Wydawnictwo
WAB, Tytuł oryginału: Paris Revealed, Okładka twarda z obwolutą,
333 s., Moja ocena 5/6
Stephen
Clarke po raz kolejny mnie zadziwił i rozbawił.
Autor
podzielił książkę na 12 rozdziałów, w których przedstawia
prawie całkowity obraz miasta.
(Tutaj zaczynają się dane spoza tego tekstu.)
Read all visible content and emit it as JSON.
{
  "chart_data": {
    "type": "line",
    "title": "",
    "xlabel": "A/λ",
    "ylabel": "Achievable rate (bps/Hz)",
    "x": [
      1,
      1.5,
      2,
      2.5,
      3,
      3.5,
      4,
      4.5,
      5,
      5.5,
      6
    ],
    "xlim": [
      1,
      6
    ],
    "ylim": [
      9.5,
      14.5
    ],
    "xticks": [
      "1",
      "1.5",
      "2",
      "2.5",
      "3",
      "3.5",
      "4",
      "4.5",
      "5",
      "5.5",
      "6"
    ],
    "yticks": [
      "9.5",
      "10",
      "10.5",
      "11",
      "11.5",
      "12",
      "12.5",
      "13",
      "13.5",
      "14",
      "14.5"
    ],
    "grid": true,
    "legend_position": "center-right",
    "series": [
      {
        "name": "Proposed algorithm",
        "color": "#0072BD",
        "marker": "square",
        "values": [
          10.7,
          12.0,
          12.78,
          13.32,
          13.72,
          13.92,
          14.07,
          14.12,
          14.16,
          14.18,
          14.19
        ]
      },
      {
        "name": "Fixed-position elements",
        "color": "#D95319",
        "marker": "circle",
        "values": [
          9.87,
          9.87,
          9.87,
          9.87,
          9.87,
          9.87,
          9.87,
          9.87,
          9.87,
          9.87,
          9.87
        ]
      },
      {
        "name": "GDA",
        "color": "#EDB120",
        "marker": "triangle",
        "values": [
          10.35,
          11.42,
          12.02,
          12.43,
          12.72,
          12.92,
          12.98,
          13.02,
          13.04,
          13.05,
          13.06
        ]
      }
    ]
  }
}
Portretuje wszystko, co przyjdzie mu
do głowy, a o czym my sami często byśmy nawet nie pomyśleli:
paryskie ulice, ludzi; historię wody (opowiada m.in., jak to kilka
wieków temu woda z Sekwany była używana do pica, bleee); opisuje także
doskonale działające paryskie metro (chociaż wg. niego paryżanie są
tak głupi, że nie zauważają, że ich metro jest w przeważającej
części kolejka naziemną, co samo w sobie przeczy jego założeniu);
wspomina również o tym, z czym miasto najbardziej się kojarzy -
miłości i seksie; przybliża najważniejsze historyczne wydarzenia;
najlepsze targowiska, sklepy i podpowiada, jak odróżnić bardzo
dobre restauracje od złych i jak nie dać się oszukać w sklepie czy
w restauracji; wyjaśnia dlaczego Paryż stał się stolicą mody;
prezentuje filmową karierę miasta oraz daje wskazówki jak obcować
ze wspaniałą sztuką bez przepychanek w tłumie i kolejek i żeby
nie wyjść przed paryżanami na kompletnego głupca. Myślicie, że to
proste? To tylko wam się tak wydaje.
Z
książki dowiemy się także, jakie jest w Paryżu najbardziej
romantyczne i najpaskudniejsze miejsce. Gdzie należy swojej drugiej
połówce powiedzieć kocham cię. Dowiemy się także, dlaczego
paryscy mężczyżni mają zwyczaj sikać na ulicy i czy i dlaczego
uchodzi im to płazem. Dowiemy się także dlaczego paryżanie mają
do jedzenia stosunek wręcz seksualny i co jest największym paryskim
koszmarem (oczywiście dla cudzoziemca).
Clark
udowadnia nam także, że to czego oczekujemy po Paryżu, jako turyści
– romantyzm i historia, to banał i ułuda. Obala więc kilka
naprawdę porządnie w naszej świadomości ugruntowanych mitów dot.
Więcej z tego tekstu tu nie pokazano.